Abbotsford/Langley Students Benefit From Innovation Partnership Project

Abbotsford/Langley – Abbotsford and Langley students will benefit from the  Provincial Innovation Partnership project

In Langley – The world of education is changing and students at James Kennedy Elementary in Langley will benefit from innovative concepts being put into practice by teachers and administrators. Students will engage with Raspberry Pi, a small computer, to learn programming.

“In today’s world, innovation has never been more important to public education. This funding will help schools pursue new approaches in modernizing teaching practices and supporting our younger generation,” Fort Langley-Aldergrove MLA Rich Coleman said. “I’m pleased Langley’s James Kennedy Elementary has been selected for this partnership. I understand students will have the opportunity to create and control their own unique robot through an iPad!”

The project at James Kennedy Elementary is one of the first 17 projects that will receive support under K-12 Innovation Partnership projects.

The K-12 Innovation Partnership gives public and independent schools the opportunity – and support – to explore new programs and practices to help students and teachers succeed. The selected projects complement the new K-12 curriculum being phased in over the next three years and focus on: 

·         Enhanced hands-on, project-based learning

·         Supports for vulnerable and/or at-risk students

·         Aboriginal learning

·         Science and technology, and

·         Reporting and assessment practices.

The 17 projects throughout the province were selected by the Innovation Partnership Working Group (IPWG), a collaboration of education partners including the BC Teachers’ Federation, BC Schools Superintendents Association, BC Principals’ and Vice-Principals’ Association, the Federation of Independent School Associations of BC and the Ministry of Education.
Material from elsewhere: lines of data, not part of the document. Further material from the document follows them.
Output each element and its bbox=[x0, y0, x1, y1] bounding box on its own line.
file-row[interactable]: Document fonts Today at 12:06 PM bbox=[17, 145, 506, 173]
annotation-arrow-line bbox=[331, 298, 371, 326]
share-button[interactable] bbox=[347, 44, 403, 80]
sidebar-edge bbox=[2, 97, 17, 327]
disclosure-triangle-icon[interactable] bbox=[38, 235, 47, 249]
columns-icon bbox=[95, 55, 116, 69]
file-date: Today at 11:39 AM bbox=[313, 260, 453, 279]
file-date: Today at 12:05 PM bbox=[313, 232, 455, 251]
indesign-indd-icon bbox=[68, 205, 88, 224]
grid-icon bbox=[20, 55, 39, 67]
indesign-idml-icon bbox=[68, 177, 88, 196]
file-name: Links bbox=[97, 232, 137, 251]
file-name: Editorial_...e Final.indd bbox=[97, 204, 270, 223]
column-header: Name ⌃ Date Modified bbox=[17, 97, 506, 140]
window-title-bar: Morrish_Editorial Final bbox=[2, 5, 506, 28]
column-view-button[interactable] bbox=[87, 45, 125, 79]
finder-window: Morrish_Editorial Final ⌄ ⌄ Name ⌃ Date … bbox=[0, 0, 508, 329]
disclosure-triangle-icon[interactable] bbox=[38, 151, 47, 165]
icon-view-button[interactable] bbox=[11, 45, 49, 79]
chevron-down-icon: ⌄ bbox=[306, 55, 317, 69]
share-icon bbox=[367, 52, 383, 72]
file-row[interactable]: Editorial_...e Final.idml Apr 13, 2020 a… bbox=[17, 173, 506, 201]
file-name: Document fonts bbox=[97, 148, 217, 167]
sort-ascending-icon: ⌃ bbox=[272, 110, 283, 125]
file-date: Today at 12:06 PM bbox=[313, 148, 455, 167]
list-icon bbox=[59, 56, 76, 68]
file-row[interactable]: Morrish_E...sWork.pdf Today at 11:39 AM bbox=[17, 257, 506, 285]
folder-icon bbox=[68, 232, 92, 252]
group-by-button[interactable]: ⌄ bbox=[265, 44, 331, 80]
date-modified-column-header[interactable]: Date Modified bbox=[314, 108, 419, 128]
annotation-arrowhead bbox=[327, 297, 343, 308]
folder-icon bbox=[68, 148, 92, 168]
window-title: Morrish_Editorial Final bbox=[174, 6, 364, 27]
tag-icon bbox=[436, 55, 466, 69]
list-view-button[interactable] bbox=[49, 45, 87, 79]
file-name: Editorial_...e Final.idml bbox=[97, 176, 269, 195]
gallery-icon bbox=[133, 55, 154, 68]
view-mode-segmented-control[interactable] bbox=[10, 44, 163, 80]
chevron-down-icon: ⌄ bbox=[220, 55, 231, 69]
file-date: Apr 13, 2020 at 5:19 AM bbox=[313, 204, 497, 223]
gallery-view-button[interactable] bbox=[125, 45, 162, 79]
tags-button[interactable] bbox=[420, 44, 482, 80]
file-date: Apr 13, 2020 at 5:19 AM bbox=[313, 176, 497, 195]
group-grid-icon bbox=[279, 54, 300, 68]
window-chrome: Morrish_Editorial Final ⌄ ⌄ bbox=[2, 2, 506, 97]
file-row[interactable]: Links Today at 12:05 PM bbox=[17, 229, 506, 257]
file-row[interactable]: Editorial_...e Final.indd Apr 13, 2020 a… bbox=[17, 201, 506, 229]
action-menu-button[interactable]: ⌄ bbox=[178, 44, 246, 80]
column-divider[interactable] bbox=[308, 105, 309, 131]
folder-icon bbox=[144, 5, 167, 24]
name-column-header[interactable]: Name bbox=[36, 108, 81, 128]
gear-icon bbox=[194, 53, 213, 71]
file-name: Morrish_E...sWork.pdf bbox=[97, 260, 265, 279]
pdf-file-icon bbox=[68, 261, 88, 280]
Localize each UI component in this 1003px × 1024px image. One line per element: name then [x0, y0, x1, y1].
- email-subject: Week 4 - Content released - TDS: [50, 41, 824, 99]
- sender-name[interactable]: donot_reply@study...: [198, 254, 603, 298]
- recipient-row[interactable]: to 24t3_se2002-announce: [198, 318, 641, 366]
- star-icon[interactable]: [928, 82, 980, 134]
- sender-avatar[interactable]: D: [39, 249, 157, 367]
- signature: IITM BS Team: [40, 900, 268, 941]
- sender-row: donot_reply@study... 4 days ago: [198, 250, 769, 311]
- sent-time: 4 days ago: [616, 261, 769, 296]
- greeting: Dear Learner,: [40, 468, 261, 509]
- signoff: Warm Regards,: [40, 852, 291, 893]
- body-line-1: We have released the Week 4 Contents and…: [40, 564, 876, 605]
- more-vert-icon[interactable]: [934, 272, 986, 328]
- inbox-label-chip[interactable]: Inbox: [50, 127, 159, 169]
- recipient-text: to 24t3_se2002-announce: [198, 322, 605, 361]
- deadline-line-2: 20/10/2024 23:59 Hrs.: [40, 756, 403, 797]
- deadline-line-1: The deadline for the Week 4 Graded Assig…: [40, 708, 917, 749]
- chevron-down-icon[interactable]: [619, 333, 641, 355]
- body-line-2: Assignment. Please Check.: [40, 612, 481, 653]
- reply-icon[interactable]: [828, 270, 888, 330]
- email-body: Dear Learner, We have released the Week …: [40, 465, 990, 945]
Each project will receive $8,000 in financial support for teacher release time, research, and project expenses. There will also be opportunities for project teams to collaborate with colleagues and explore how these innovative concepts could be adopted by other school districts.
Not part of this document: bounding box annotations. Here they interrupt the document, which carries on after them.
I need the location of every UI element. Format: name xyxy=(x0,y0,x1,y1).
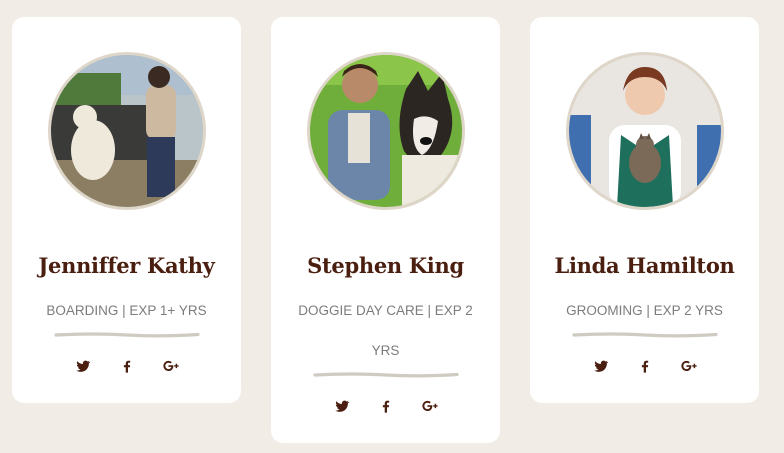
team-card: Linda Hamilton GROOMING | EXP 2 YRS xyxy=(530,17,759,403)
divider-stroke xyxy=(53,332,200,338)
team-member-role: GROOMING | EXP 2 YRS xyxy=(566,303,723,318)
team-card: Jenniffer Kathy BOARDING | EXP 1+ YRS xyxy=(12,17,241,403)
social-links xyxy=(530,358,759,374)
divider-stroke xyxy=(312,372,459,378)
twitter-icon[interactable] xyxy=(75,358,91,374)
team-member-photo xyxy=(306,52,465,210)
twitter-icon[interactable] xyxy=(334,398,350,414)
team-member-photo xyxy=(565,52,724,210)
google-plus-icon[interactable] xyxy=(680,358,697,374)
social-links xyxy=(12,358,241,374)
team-member-role: DOGGIE DAY CARE | EXP 2 YRS xyxy=(298,303,473,358)
facebook-icon[interactable] xyxy=(119,358,135,374)
google-plus-icon[interactable] xyxy=(162,358,179,374)
team-member-name: Stephen King xyxy=(307,253,464,278)
social-links xyxy=(271,398,500,414)
twitter-icon[interactable] xyxy=(593,358,609,374)
team-cards: Jenniffer Kathy BOARDING | EXP 1+ YRS St… xyxy=(0,0,784,453)
google-plus-icon[interactable] xyxy=(421,398,438,414)
team-member-name: Jenniffer Kathy xyxy=(38,253,215,278)
team-member-name: Linda Hamilton xyxy=(554,253,735,278)
divider-stroke xyxy=(571,332,718,338)
facebook-icon[interactable] xyxy=(637,358,653,374)
team-member-photo xyxy=(47,52,206,210)
team-member-role: BOARDING | EXP 1+ YRS xyxy=(46,303,207,318)
facebook-icon[interactable] xyxy=(378,398,394,414)
team-card: Stephen King DOGGIE DAY CARE | EXP 2 YRS xyxy=(271,17,500,443)
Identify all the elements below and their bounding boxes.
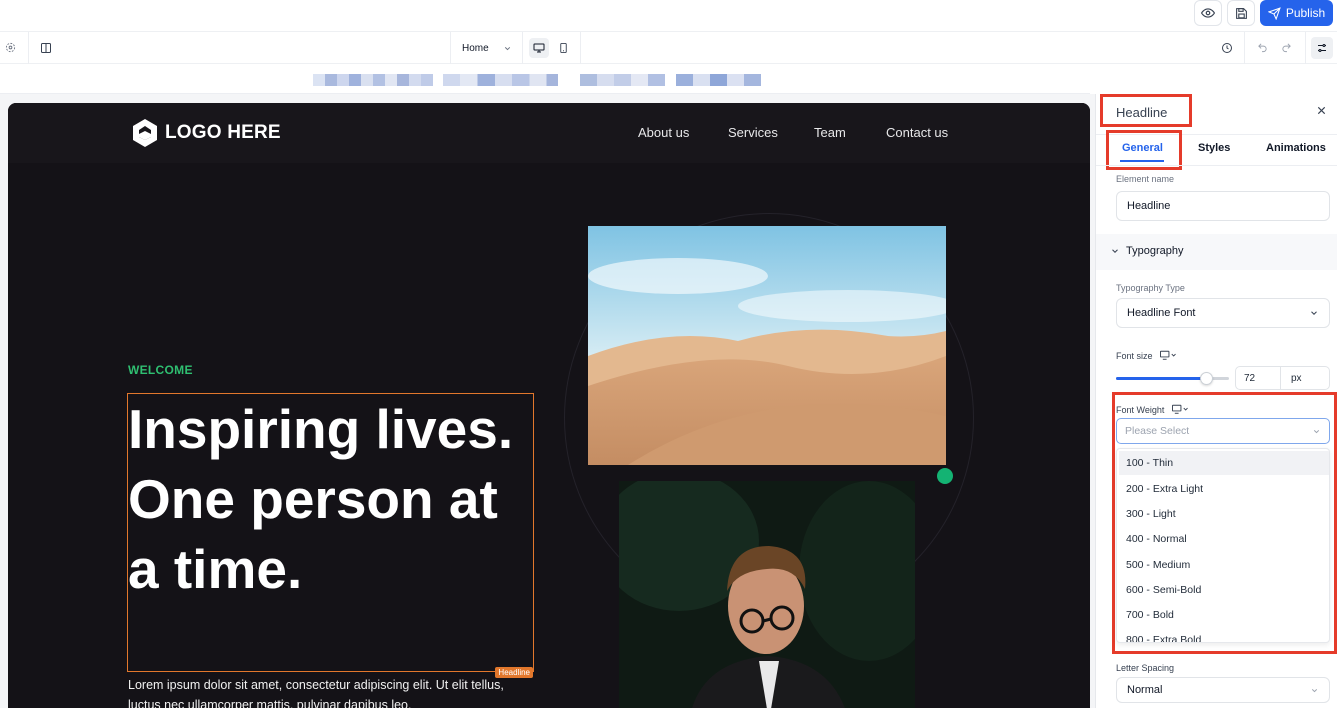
nav-link-services[interactable]: Services (728, 125, 778, 140)
editor-toolbar: Home (0, 32, 1337, 64)
preview-button[interactable] (1194, 0, 1222, 26)
letter-spacing-select[interactable]: Normal (1116, 677, 1330, 703)
font-size-input[interactable]: 72 (1235, 366, 1281, 390)
history-icon[interactable] (1221, 42, 1233, 54)
logo-hexagon-icon (129, 117, 161, 149)
desktop-icon (533, 42, 545, 54)
eye-icon (1201, 6, 1215, 20)
typography-type-label: Typography Type (1116, 283, 1185, 293)
page-select-value: Home (462, 42, 489, 54)
panel-toggle-button[interactable] (1311, 37, 1333, 59)
hero-headline[interactable]: Inspiring lives. One person at a time. (128, 394, 528, 604)
element-name-input[interactable]: Headline (1116, 191, 1330, 221)
option-300[interactable]: 300 - Light (1119, 502, 1329, 526)
letter-spacing-label: Letter Spacing (1116, 663, 1175, 673)
nav-link-about[interactable]: About us (638, 125, 689, 140)
typography-type-select[interactable]: Headline Font (1116, 298, 1330, 328)
font-weight-select[interactable]: Please Select (1116, 418, 1330, 444)
option-800[interactable]: 800 - Extra Bold (1119, 628, 1329, 642)
chevron-down-icon (503, 44, 512, 53)
font-size-slider[interactable] (1116, 372, 1229, 385)
ruler-strip (0, 64, 1090, 94)
letter-spacing-value: Normal (1127, 684, 1163, 696)
save-button[interactable] (1227, 0, 1255, 26)
font-weight-dropdown: 100 - Thin 200 - Extra Light 300 - Light… (1116, 448, 1330, 643)
chevron-down-icon (1310, 686, 1319, 695)
device-icon[interactable] (1172, 404, 1188, 415)
tab-general[interactable]: General (1122, 142, 1163, 154)
logo-text: LOGO HERE (165, 122, 281, 143)
chevron-down-icon (1110, 246, 1120, 256)
element-name-label: Element name (1116, 174, 1175, 184)
mobile-view-button[interactable] (553, 38, 573, 58)
nav-link-contact[interactable]: Contact us (886, 125, 948, 140)
panel-title: Headline (1116, 105, 1168, 120)
section-title: Typography (1126, 245, 1184, 257)
tab-animations[interactable]: Animations (1266, 142, 1326, 154)
save-icon (1235, 7, 1248, 20)
publish-button[interactable]: Publish (1260, 0, 1333, 26)
tab-styles[interactable]: Styles (1198, 142, 1230, 154)
option-700[interactable]: 700 - Bold (1119, 603, 1329, 627)
sliders-icon (1316, 42, 1328, 54)
site-preview: LOGO HERE About us Services Team Contact… (8, 103, 1090, 708)
resize-handle[interactable] (937, 468, 953, 484)
option-400[interactable]: 400 - Normal (1119, 527, 1329, 551)
font-size-unit[interactable]: px (1281, 366, 1330, 390)
desert-image[interactable] (588, 226, 946, 465)
publish-label: Publish (1285, 6, 1326, 20)
chevron-down-icon (1312, 427, 1321, 436)
gear-icon[interactable] (5, 42, 16, 53)
close-icon[interactable] (1316, 105, 1327, 116)
font-weight-label: Font Weight (1116, 405, 1165, 415)
portrait-image[interactable] (619, 481, 915, 708)
redo-icon[interactable] (1281, 42, 1292, 53)
mobile-icon (558, 42, 569, 54)
hero-paragraph[interactable]: Lorem ipsum dolor sit amet, consectetur … (128, 675, 538, 708)
undo-icon[interactable] (1257, 42, 1268, 53)
font-size-label: Font size (1116, 351, 1153, 361)
typography-type-value: Headline Font (1127, 307, 1196, 319)
option-100[interactable]: 100 - Thin (1119, 451, 1329, 475)
properties-panel: Headline General Styles Animations Eleme… (1095, 94, 1337, 708)
option-500[interactable]: 500 - Medium (1119, 553, 1329, 577)
nav-link-team[interactable]: Team (814, 125, 846, 140)
device-icon[interactable] (1160, 350, 1176, 361)
desktop-view-button[interactable] (529, 38, 549, 58)
site-header: LOGO HERE About us Services Team Contact… (8, 103, 1090, 163)
top-bar: Publish (0, 0, 1337, 32)
option-200[interactable]: 200 - Extra Light (1119, 477, 1329, 501)
font-weight-placeholder: Please Select (1125, 425, 1190, 437)
site-logo[interactable]: LOGO HERE (129, 117, 281, 149)
columns-icon[interactable] (40, 42, 52, 54)
chevron-down-icon (1309, 308, 1319, 318)
send-icon (1267, 6, 1281, 20)
welcome-label: WELCOME (128, 363, 193, 377)
option-600[interactable]: 600 - Semi-Bold (1119, 578, 1329, 602)
active-tab-indicator (1120, 160, 1164, 162)
selected-headline[interactable]: Inspiring lives. One person at a time. H… (127, 393, 534, 678)
page-select[interactable]: Home (452, 32, 522, 64)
A second intake for the Innovation Partnership will be announced later this fall, and schools are encouraged to continue to submit proposals for consideration.

Quick Facts:

·         The working group received 77 project proposals for the first intake of the Innovation Partnership.

·         Proposals were received from 33 school districts and 19 independent schools.

·         The IPWG will bring teams from each project together twice during the year to discuss their innovations.

·         The Innovation Partnership is a key component of the K-12 Innovation Strategy announced at the ‘BC’s Focus on Learning’ forum in January 2015.

In Abbotsford  – The world of education is changing and students at Rick Hansen Secondary School of Science and Business in Abbotsford will benefit from innovative concepts being put into practice by teachers and administrators.

Rick Hansen Secondary is transforming into a Science, Technology, Engineering and Mathematics (STEM) school and business academy with an inquiry-based, interdisciplinary approach. Classrooms are being transformed into digital nerve centres with a real world approach to education.

“The Innovation Partnership program allows schools to explore initiatives that benefit student learning,” Abbotsford West MLA Michael de Jong said. “Moving personalized learning from concept to everyday practice will help students acquire the practical skills needed to excel after graduation.”

The project at Rick Hansen Secondary is one of the first 17 projects that will receive support under K-12 Innovation Partnership projects.

“Being selected for a Provincial Innovation Partnership grant affirms our decision to launch the Rick Hansen School of Science and Business,” said Abbotsford Board of Education Chair Cindy Schafer. “We are adapting to the changing needs of students by creating a learning environment with an inquiry-based, interdisciplinary approach, with the intention of developing graduates who are better prepared for professional careers or post-secondary studies.”

The K-12 Innovation Partnership gives public and independent schools the opportunity – and support – to explore new programs and practices to help students and teachers succeed. The selected projects complement the new K-12 curriculum being phased in over the next three years and focus on: 

·         Enhanced hands-on, project-based learning

·         Supports for vulnerable and/or at-risk students

·         Aboriginal learning

·         Science and technology, and

·         Reporting and assessment practices.

The 17 projects throughout the province were selected by the Innovation Partnership Working Group (IPWG), a collaboration of education partners including the BC Teachers’ Federation, BC Schools Superintendents Association, BC Principals’ and Vice-Principals’ Association, the Federation of Independent School Associations of BC and the Ministry of Education.

Each project will receive $8,000 in financial support for teacher release time, research, and project expenses. There will also be opportunities for project teams to collaborate with colleagues and explore how these innovative concepts could be adopted by other school districts.

A second intake for the Innovation Partnership will be announced later this fall, and schools are encouraged to continue to submit proposals for consideration.